[jira] [Commented] (KAFKA-16291) Mirrormaker2 wrong checkpoints

Greg Harris (Jira) Wed, 21 Feb 2024 11:01:12 -0800


    [ 
https://issues.apache.org/jira/browse/KAFKA-16291?page=com.atlassian.jira.plugin.system.issuetabpanels:comment-tabpanel&focusedCommentId=17819368#comment-17819368
 ]


Greg Harris commented on KAFKA-16291:
-------------------------------------

Hi [~claudio.benfatto] Thanks for the bug report and the very relevant logs! 
I'm sorry that offset translation isn't working how you expect.

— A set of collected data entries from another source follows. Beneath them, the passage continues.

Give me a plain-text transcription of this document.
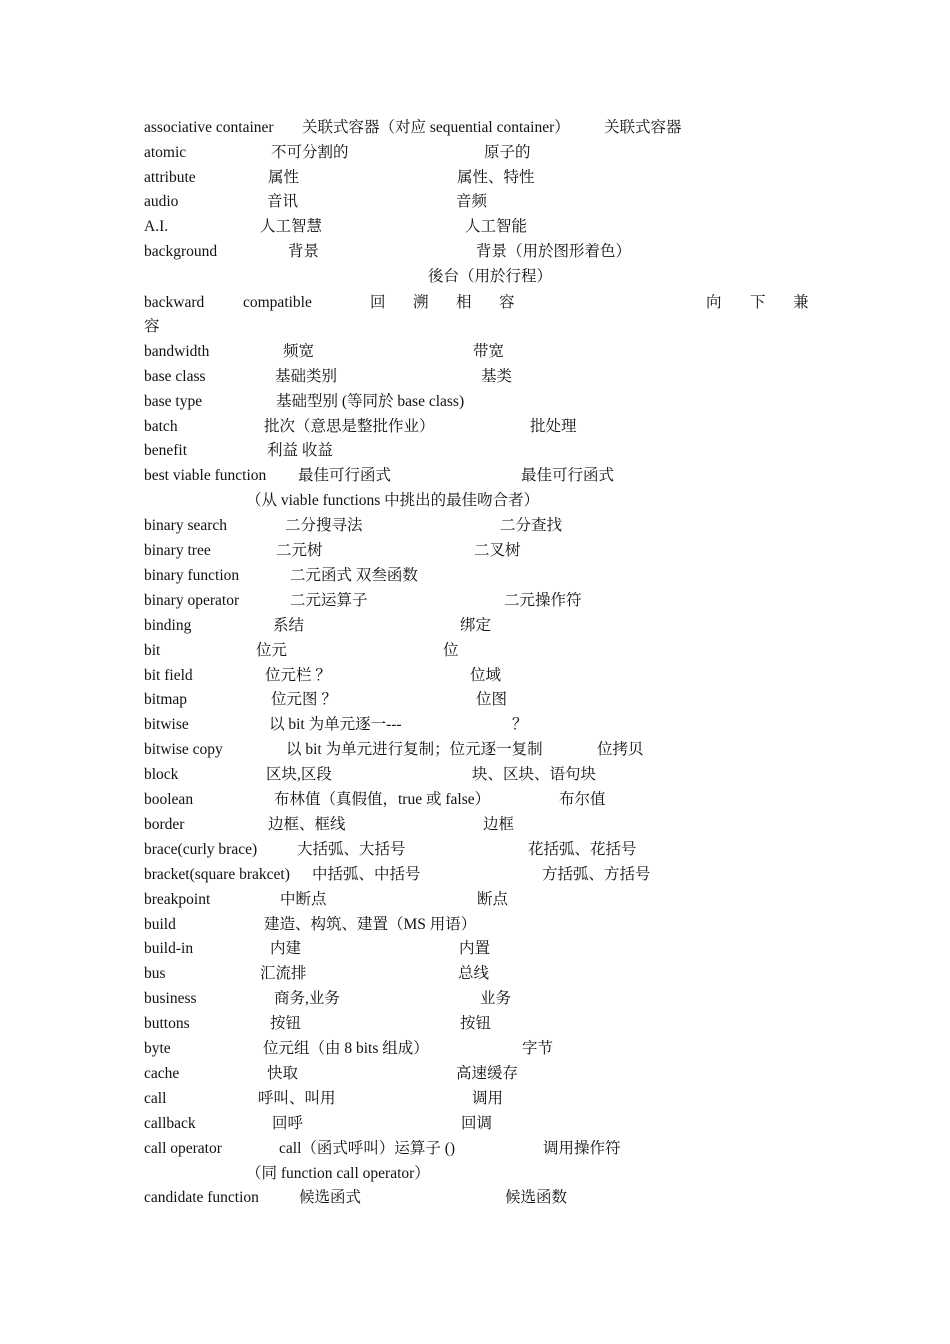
associative container 关联式容器（对应 sequential container） 关联式容器
atomic	不可分割的	原子的
attribute	属性	属性、特性
audio	音讯	音频
A.I.	人工智慧	人工智能
background	背景	背景（用於图形着色）
後台（用於行程）
backward	compatible	回 溯 相 容	向 下 兼
容
bandwidth	频宽	带宽
base class	基础类别	基类
base type	基础型别 (等同於 base class)
batch	批次（意思是整批作业）	批处理
benefit	利益 收益
best viable function 最佳可行函式	最佳可行函式
（从 viable functions 中挑出的最佳吻合者）
binary search	二分搜寻法	二分查找
binary tree	二元树	二叉树
binary function	二元函式 双叁函数
binary operator	二元运算子	二元操作符
binding	系结	绑定
bit	位元	位
bit field	位元栏 ？	位域
bitmap	位元图 ？	位图
bitwise	以 bit 为单元逐一---	？
bitwise copy	以 bit 为单元进行复制；位元逐一复制	位拷贝
block	区块,区段	块、区块、语句块
boolean	布林值（真假值，true 或 false）	布尔值
border	边框、框线	边框
brace(curly brace)	大括弧、大括号	花括弧、花括号
bracket(square brakcet) 中括弧、中括号	方括弧、方括号
breakpoint	中断点	断点
build	建造、构筑、建置（MS 用语）
build-in	内建	内置
bus	汇流排	总线
business	商务,业务	业务
buttons	按钮	按钮
byte	位元组（由 8 bits 组成）	字节
cache	快取	高速缓存
call	呼叫、叫用	调用
callback	回呼	回调
call operator	call（函式呼叫）运算子 ()	调用操作符
（同 function call operator）
candidate function	候选函式	候选函数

These two lines show what is happening:
{noformat}
mirrormaker2-fallingwaterfall-weatheredbase-1 - mirrormaker2-server - 
[2024-02-21 08:58:40,812] TRACE [MirrorCheckpointConnector|task-0] New sync 
OffsetSync{topicPartition=storage-demo-test-5, upstreamOffset=198765, 
downstreamOffset=197535} applied, new state is 
[198765:197535,198764:197534,198762:197532,198761:197531,198753:197523,198739:197509,198717:197487,198673:197443,198585:197355,198497:197267,198321:197091,197617:196387,196913:195683,194098:192868]
 (org.apache.kafka.connect.mirror.OffsetSyncStore:193) 
mirrormaker2-fallingwaterfall-weatheredbase-1 - mirrormaker2-server - 
[2024-02-21 08:54:05,030] TRACE [MirrorCheckpointConnector|task-0] New sync 
OffsetSync{topicPartition=storage-demo-test-5, upstreamOffset=197532, 
downstreamOffset=196302} applied, new state is 
[197532:196302,197530:196300,197529:196299,197521:196291,197507:196277,197485:196255,197441:196211,197353:196123,197265:196035,196913:195683,196209:194979,195505:194275,194098:192868]
 (org.apache.kafka.connect.mirror.OffsetSyncStore:193){noformat}
These log lines are printing out the whole in-memory state of the offset 
translation cache. If an offset isn't in this list, then it isn't available for 
translation after that point in time.
You can see the critical sync 197532:196302 get added to the front of the 
cache, and by the time the next line is printed 4 minutes later, that sync is 
no longer present. It has syncs on either side (196913:195683 and 
197616:196387) and separated by some gap, which is expected.
The earlier/lower of these two syncs is the one that is being used for 
translation later:
mirrormaker2-fallingwaterfall-weatheredbase-1 - mirrormaker2-server - 
[2024-02-21 09:02:01,557] DEBUG [MirrorCheckpointConnector|task-0] 
translateDownstream(storage-demo-test-cg,storage-demo-test-5,197532): 
Translated 195684 (relative to OffsetSync\{topicPartition=storage-demo-test-5, 
upstreamOffset=196913, downstreamOffset=195683}
The idea here is MirrorMaker2 keeps only a finite number of offset syncs 
in-memory, and expires syncs as they become older. After the sync is expired, 
it is going to be available in the offset syncs topic (as you've shown), but 
won't be in-memory, and instead the closest earlier sync will be used for 
translation.

At the cost of increased re-delivery/re-processing on the downstream side and 
changing the offset commit boundaries, this prioritizes the following 
guarantees:
 # If the downstream commits offsets for some record, then the upstream must 
have committed offsets including that record (no data loss when resuming from 
downstream offsets)
 # If you watch the progress of the downstream offsets, they increase 
monotonically (no rewinding downstream offsets)
 # The in-memory cache is bounded in size and won't cause an OOM

The translation cache is optimized for offsets near the end of the topic, and 
you can see that how the later offsets are closer together and the earlier 
offsets are farther apart (198765 and 198764 are 1 apart, 196913 and 194098 are 
2815 apart). The closer your offsets are to the end of the topic, the less 
redelivery that consumer group will experience, and at the end of the topic, 
you can get a "perfect sync".

So if you're looking for a zero-re-delivery failover, I would make sure that 
you stop the producers, let the consumers commit at the end of the topic, wait 
for MM2 to translate the offsets, and then perform the failover. Unplanned 
failovers will nearly always include data re-delivery because MM2 does 
asynchronous replication, so your application should be tolerant of that.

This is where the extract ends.